You will have less loss this way and you can even apply gain if you want to (determined by Rf/Rin). If you add a potentiometer for each input, you'd have individual volume control for each one. You can add more inputs if you like as well.

Hope this helps!

• In audio, I doubt an inverted signal will be much of a problem. – Hearth Feb 13 '19 at 1:35
• @Hearth it can be...especially if the user isn't aware. – Tyler Stone Feb 13 '19 at 1:59
• @Hearth True, I didn't mean to suggest an extra inverting stage was a requirement. There is some debate about whether we can perceive the difference, some people like to make sure to maintain absolute polarity.

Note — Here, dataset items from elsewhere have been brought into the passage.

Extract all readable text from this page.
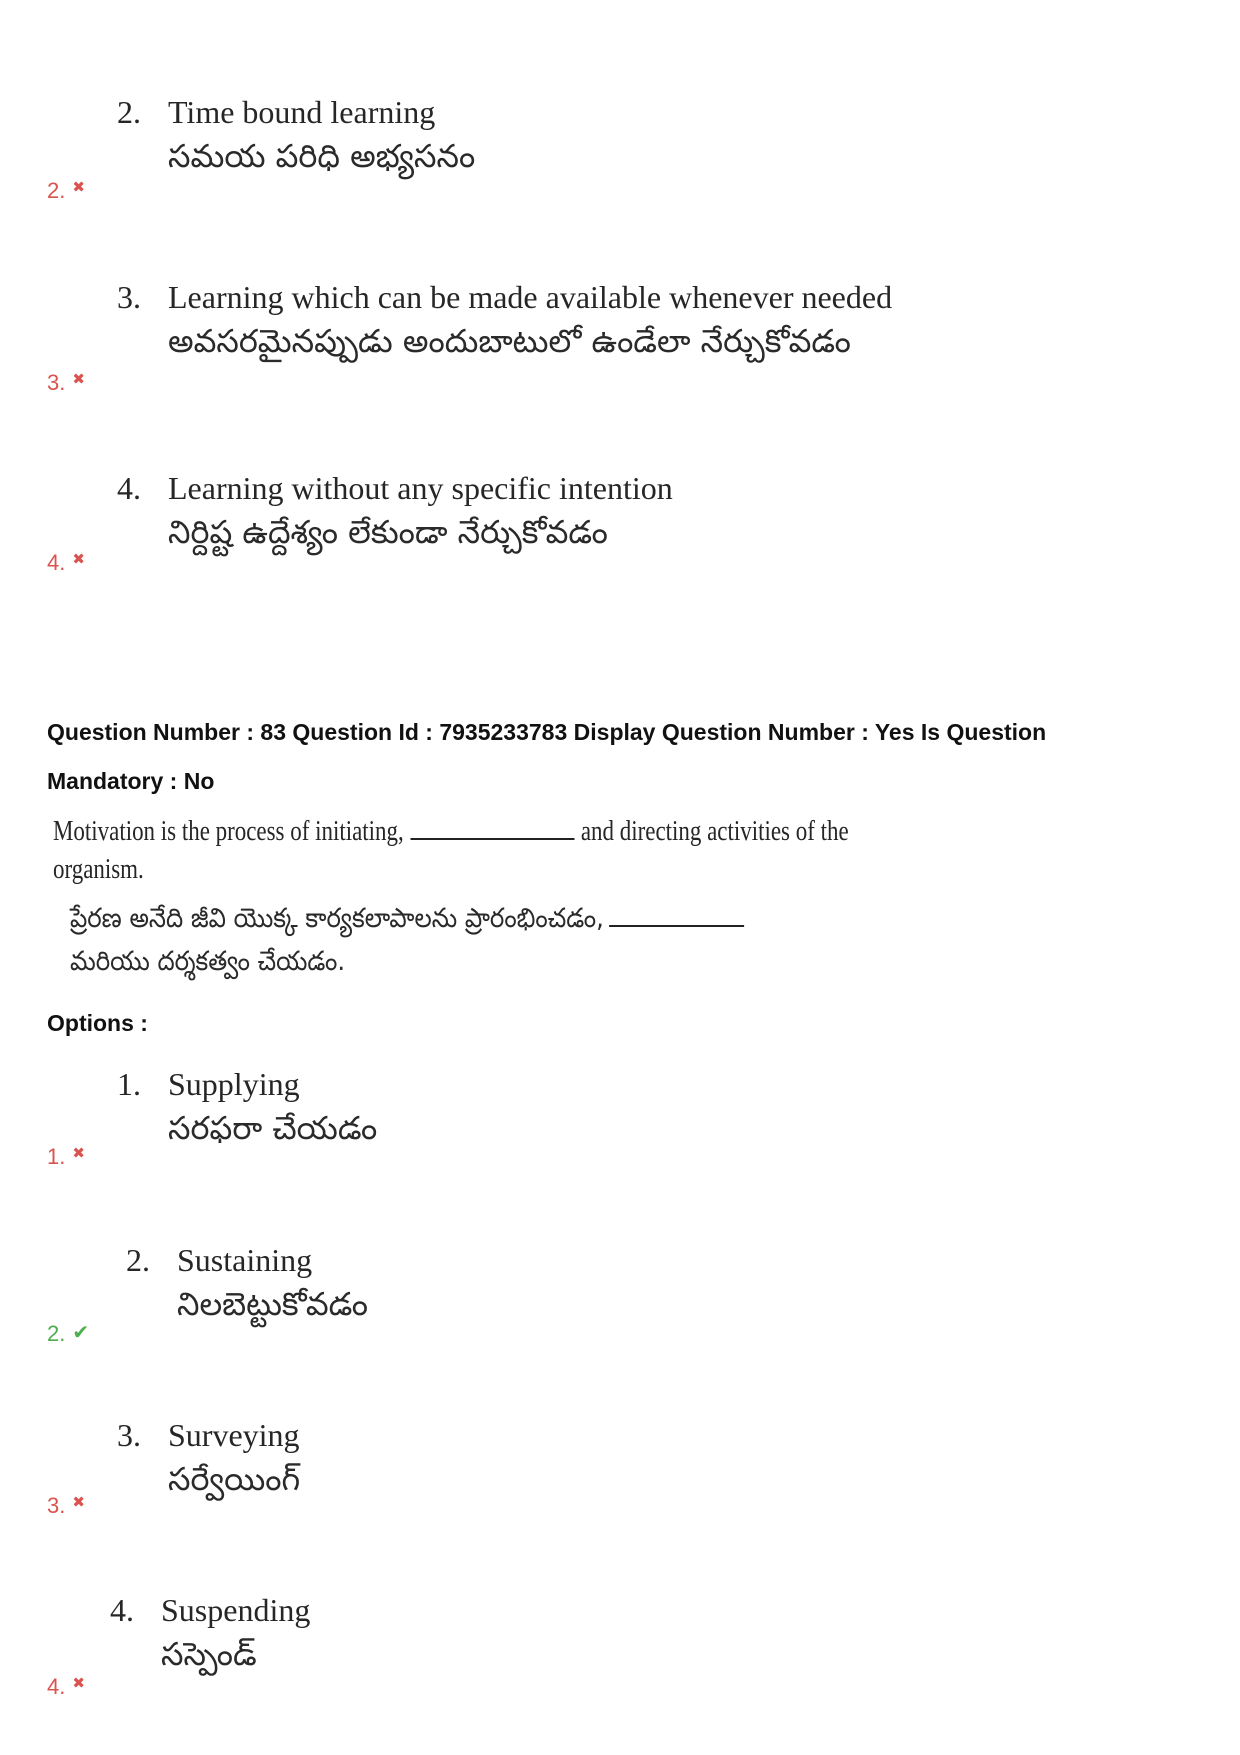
2. Time bound learning
సమయ పరిధి అభ్యసనం
2. ✖
3. Learning which can be made available whenever needed
అవసరమైనప్పుడు అందుబాటులో ఉండేలా నేర్చుకోవడం
3. ✖
4. Learning without any specific intention
నిర్దిష్ట ఉద్దేశ్యం లేకుండా నేర్చుకోవడం
4. ✖
Question Number : 83 Question Id : 7935233783 Display Question Number : Yes Is Question
Mandatory : No
Motivation is the process of initiating,	and directing activities of the
organism.
ప్రేరణ అనేది జీవి యొక్క కార్యకలాపాలను ప్రారంభించడం,
మరియు దర్శకత్వం చేయడం.
Options :
1. Supplying
సరఫరా చేయడం
1. ✖
2. Sustaining
నిలబెట్టుకోవడం
2. ✔
3. Surveying
సర్వేయింగ్
3. ✖
4. Suspending
సస్పెండ్
4. ✖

I've heard of people testing polarity on their speakers by placing a coin on the driver and playing a bass drum hit. If the coin bounces in the air, the driver is pushing air and everything is proper. Probably not too important for this application but I thought I'd at least mention the inversion. – Avid Pro Tool Feb 13 '19 at 2:00
• it's not at all about absolute polarity.... electronics.stackexchange.com/a/341851/156429. – Tyler Stone Feb 13 '19 at 2:25
• @TylerStone true, phase cancellation would be a big issue if he were doing some parallel routing, not sure if that's the plan. The question sounds to me like the goal is to sum the outputs of 2 computers into a pair of headphones if I'm interpreting correctly. Now that I think about it I should mention that any old op amp won't necessarily drive a pair of phones. If you're summing line level signals into a headphone amp, you're good. But if this is 2 headphone outs being summed directly to the phones, you might need more output current than the average op amp. – Avid Pro Tool Feb 13 '19 at 2:35

Most consumer headphones are 32 Ohms impedance. You can safely use 16 Ohm resistors from each computer.

The closest e12 resistor values are 15 Ohms or 18 Ohms.

Quite frankly, most any resistor value from 15 Ohms and uo should work just fine.

You will see a minimum of 8dB or so loss. That can't be helped.